The method of Lagrange multipliers can be used to transform an $m$-dimensional variational problem A with $c$ equations of constraint into an $(m+2c)$-dimensional variational problem B without any constraint. Why Lagrange multipliers can't be used for non-holonomic constraints is, I believe, because of a way simpler reason. It is not because the method can't transform variational problem A into variational problem B when non-holonomic constraints are present, but rather, it is because variational problem A does not exist! Hence, there is no place for us to use Lagrange multipliers.

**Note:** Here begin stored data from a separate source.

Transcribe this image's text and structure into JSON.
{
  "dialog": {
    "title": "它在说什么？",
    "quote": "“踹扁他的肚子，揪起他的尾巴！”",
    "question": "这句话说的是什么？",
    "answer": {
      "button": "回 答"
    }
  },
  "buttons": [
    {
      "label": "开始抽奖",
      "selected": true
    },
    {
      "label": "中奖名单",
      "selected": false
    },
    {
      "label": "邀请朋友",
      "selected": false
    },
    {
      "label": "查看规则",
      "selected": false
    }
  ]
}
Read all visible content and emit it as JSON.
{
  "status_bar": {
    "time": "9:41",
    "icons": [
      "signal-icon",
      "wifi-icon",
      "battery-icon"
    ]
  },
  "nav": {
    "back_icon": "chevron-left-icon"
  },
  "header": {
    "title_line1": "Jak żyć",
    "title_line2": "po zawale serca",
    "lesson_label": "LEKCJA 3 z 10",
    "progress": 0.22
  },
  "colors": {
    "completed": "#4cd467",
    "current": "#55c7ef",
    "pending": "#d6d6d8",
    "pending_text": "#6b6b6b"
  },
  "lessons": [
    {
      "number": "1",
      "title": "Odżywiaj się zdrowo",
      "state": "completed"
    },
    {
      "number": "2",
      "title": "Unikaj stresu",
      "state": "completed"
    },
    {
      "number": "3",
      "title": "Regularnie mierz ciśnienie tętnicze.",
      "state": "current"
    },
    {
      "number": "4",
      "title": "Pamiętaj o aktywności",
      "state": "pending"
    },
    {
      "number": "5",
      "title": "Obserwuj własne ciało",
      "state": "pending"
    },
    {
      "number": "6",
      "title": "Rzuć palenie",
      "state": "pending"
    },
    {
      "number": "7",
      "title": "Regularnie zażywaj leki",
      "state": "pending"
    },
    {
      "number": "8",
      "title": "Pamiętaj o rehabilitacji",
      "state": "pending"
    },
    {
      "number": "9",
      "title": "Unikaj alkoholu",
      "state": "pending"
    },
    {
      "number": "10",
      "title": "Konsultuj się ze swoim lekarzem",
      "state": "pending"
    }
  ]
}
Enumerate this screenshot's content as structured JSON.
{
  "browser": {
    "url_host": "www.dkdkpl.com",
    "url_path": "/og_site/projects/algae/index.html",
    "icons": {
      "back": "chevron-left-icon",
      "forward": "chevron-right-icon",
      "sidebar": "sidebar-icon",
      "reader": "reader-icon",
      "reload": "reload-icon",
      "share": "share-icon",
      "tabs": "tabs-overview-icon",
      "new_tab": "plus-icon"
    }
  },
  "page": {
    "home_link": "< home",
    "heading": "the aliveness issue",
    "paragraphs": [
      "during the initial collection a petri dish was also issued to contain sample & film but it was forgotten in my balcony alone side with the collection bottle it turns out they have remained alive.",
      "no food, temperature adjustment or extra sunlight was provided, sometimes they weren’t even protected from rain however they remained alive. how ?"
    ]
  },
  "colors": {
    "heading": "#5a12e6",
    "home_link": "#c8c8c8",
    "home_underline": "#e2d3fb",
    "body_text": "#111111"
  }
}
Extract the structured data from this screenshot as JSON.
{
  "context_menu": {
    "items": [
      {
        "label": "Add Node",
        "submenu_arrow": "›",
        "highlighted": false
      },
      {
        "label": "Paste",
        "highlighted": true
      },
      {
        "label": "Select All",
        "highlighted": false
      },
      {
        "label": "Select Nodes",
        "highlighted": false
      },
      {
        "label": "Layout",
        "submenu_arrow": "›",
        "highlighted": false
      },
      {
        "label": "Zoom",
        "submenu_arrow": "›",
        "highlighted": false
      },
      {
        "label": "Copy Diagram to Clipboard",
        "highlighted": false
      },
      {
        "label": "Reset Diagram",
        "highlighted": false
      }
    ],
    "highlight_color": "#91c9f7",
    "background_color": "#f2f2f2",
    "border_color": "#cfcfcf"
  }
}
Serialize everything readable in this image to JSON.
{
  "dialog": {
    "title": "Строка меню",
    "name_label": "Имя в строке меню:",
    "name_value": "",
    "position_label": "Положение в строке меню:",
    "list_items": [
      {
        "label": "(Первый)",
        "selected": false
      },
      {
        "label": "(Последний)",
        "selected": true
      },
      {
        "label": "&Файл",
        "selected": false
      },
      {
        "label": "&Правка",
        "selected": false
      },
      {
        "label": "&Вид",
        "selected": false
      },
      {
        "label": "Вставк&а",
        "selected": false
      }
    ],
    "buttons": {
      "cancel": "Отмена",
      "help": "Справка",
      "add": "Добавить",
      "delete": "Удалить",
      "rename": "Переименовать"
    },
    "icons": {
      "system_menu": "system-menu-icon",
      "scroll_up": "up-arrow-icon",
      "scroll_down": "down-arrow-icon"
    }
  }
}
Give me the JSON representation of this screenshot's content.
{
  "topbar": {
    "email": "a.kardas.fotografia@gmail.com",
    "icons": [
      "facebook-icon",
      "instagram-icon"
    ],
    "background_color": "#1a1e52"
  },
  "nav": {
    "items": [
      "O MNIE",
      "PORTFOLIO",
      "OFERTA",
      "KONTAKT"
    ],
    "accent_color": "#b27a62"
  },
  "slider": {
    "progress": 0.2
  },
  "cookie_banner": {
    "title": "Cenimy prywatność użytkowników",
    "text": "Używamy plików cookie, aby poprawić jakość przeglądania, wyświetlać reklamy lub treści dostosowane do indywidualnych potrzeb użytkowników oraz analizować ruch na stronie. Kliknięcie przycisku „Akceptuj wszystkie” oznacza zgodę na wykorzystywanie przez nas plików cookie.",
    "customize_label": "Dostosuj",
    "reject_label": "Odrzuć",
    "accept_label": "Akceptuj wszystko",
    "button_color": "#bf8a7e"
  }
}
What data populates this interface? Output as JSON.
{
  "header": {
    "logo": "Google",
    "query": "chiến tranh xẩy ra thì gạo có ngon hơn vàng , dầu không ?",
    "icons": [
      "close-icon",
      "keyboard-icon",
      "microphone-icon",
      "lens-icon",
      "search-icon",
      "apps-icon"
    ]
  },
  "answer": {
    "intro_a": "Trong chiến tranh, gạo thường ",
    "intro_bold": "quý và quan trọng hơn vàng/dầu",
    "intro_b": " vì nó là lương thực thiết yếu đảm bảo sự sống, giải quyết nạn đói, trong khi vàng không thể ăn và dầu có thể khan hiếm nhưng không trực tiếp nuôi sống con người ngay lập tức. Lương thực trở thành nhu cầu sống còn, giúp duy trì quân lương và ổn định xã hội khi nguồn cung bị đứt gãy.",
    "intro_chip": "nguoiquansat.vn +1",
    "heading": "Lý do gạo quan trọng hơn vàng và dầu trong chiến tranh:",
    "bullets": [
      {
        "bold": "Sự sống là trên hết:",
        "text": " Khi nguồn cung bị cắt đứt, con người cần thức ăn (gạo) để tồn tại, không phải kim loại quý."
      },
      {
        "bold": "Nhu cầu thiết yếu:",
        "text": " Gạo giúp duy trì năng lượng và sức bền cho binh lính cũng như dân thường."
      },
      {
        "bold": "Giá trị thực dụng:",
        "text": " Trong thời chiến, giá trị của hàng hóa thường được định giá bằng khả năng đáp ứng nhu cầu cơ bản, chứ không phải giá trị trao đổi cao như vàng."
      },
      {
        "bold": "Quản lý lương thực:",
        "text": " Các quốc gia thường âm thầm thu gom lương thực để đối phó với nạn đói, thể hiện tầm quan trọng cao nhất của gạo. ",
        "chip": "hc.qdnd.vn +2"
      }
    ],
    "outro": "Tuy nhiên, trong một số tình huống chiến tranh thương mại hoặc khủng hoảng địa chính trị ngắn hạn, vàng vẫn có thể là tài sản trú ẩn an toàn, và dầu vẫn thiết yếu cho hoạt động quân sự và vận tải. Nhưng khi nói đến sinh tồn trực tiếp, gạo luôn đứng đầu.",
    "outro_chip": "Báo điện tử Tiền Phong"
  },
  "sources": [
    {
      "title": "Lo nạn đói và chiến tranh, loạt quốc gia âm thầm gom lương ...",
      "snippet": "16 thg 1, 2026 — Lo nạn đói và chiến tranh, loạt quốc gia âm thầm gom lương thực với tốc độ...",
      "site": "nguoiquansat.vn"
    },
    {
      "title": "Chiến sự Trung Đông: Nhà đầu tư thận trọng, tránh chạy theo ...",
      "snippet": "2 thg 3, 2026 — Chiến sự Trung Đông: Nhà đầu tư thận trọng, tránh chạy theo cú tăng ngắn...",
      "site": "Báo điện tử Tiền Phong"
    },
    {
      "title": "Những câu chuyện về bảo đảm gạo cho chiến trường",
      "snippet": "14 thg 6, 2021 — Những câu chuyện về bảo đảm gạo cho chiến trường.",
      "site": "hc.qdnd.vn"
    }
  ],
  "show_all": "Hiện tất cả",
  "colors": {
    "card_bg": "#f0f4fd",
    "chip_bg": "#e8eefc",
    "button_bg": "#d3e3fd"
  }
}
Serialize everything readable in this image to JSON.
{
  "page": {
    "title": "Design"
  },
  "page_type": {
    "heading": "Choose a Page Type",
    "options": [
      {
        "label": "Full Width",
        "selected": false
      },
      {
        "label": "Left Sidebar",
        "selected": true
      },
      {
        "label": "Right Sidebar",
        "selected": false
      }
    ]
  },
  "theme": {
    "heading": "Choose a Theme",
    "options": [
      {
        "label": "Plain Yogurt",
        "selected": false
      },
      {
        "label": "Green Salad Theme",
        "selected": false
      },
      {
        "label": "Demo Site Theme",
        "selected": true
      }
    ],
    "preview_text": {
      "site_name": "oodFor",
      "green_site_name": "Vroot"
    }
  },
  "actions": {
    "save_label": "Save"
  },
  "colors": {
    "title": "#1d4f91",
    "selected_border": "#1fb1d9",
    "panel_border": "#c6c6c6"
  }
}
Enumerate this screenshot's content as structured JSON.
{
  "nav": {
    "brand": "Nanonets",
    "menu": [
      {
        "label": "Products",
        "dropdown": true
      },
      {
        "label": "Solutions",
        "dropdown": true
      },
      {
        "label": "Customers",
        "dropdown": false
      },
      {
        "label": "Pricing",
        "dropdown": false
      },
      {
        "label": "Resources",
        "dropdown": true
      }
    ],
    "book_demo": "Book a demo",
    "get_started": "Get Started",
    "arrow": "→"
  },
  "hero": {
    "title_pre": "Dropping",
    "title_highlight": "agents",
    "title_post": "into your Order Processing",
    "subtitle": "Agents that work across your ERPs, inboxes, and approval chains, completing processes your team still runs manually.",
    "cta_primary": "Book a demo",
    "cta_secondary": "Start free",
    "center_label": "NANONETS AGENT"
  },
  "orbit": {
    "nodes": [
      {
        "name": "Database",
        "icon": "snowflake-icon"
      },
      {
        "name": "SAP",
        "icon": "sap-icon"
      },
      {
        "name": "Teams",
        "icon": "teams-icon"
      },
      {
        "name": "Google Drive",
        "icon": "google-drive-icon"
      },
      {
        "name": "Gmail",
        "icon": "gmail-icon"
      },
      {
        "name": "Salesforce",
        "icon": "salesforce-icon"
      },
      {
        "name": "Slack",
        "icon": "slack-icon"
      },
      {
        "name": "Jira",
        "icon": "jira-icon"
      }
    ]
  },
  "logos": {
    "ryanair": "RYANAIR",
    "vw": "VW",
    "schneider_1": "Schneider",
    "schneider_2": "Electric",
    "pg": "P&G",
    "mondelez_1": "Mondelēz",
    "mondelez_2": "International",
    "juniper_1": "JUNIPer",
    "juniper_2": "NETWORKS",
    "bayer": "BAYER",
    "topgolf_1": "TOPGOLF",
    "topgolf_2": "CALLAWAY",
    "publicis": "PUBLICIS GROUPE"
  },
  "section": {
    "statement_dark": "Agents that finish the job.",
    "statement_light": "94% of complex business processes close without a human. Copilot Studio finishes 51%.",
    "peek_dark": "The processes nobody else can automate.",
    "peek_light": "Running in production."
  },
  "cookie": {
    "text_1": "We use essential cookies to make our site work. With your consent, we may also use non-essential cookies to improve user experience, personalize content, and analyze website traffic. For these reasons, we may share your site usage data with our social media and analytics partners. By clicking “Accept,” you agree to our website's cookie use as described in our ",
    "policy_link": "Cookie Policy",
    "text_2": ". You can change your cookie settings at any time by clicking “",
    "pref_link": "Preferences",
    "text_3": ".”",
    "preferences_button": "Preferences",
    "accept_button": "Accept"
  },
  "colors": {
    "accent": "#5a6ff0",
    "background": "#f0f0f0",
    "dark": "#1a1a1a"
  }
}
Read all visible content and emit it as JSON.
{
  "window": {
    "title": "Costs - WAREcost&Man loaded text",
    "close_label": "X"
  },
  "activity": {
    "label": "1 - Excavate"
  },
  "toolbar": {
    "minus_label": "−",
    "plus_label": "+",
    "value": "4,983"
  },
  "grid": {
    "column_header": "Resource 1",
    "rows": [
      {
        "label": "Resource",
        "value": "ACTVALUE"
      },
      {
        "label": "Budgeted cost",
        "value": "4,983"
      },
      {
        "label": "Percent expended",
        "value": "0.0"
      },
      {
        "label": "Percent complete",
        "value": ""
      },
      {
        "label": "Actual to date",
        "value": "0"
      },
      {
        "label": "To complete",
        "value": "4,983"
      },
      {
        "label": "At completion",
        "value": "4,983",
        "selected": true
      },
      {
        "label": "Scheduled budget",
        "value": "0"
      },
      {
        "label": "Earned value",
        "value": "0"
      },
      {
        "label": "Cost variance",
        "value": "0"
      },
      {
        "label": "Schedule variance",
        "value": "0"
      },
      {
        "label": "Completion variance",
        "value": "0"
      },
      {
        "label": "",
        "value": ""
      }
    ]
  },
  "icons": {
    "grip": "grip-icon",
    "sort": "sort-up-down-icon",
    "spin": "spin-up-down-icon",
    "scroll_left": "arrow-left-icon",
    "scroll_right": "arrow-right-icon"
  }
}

In order for variational problem A to exist, we must be able to vary a trajectory $q(t)$ and look for the trajectory that gives the action $J=\int_{t_1}^{t_2}L(q,\dot{q},t)\,dt$ a stationary value. For a problem with constraint, that would mean that we look for such a trajectory from a set of constraint-satisfying trajectories. When the constraint is non-holonomic, varying a constraint-satisfying trajectory slightly, in general, produces a trajectory that is not constraint-satisfying. Hence, any constraint-satisfying trajectory exists in isolation in general, as a curve separated from other constraint-satisfying trajectories instead of joining up with them to form a continuous surface. The problem immediately becomes non-variational in nature, i.e., variational problem A does not exist. In fact, the phrase "to make $J$ stationary" does not even make sense.

Last edited: Mar 11, 2016
5. Mar 12, 2016

### vanhees71

Of course, you use Lagrange multipliers, but not as part of the Lagrangian but as part of the variation of the action. So let's do it again. Suppose we have given our problem in terms of generalized coordinates $(q^k)$, $k \in \{1,\ldots,f \}$ and suppose we have only proper nonholonomic constraints. This means we have $r<f$ constraints on the virtual displacements,
$$\delta q^k f_k^{(\alpha)}(t,q)=0, \quad \alpha \in \{1,2,\ldots,r \}$$
which cannot be integrated to holonomic constraints. In other words we suppose we have already solved for all holonomic constraints in choosing our $f$ generalized coordinates. This means the functions $f_k^{(\alpha)}$ are such that
$$\partial_j f_k^{(\alpha)}-\partial_k f_j^{(\alpha)} \neq 0.$$
In this case we cannot vary the $q^k$ independently in Hamilton's principle of stationary action, but we have to fulfill the constraints. This can be done by introducing $r$ Lagrange multipliers $\lambda_{\alpha}$ and vary the $q^k$ and the $\lambda^{\alpha}$ independently. The variation of the extended action then reads
$$\delta S=\int \mathrm{d} t \delta q^k \left (\frac{\partial L}{\partial q^k}-\frac{\mathrm{d}}{\mathrm{d} t} \frac{\partial L}{\partial \dot{q}^k}+\lambda_{\alpha} f_k^{(\alpha)} \right) \stackrel{!}{=} 0.$$
The equations of motion thus read
$$\frac{\partial L}{\partial q^k}-\frac{\mathrm{d}}{\mathrm{d} t} \frac{\partial L}{\partial \dot{q}^k}+\lambda_{\alpha} f_k^{(\alpha)} =0, \quad f_k^{(\alpha)} \dot{q}^k=0.$$
Note that Einstein's summation convention is understood here, for both the summation over $k \in \{1,\ldots,f \}$ and $\alpha \in \{1,\ldots,r \}$. Now you have $(k+r)$ functions $q^k(t)$ and $\lambda_\alpha(t)$ to solve for and also $k$ Lagrange Equations of the 1st kind and the $r$ constraint equations.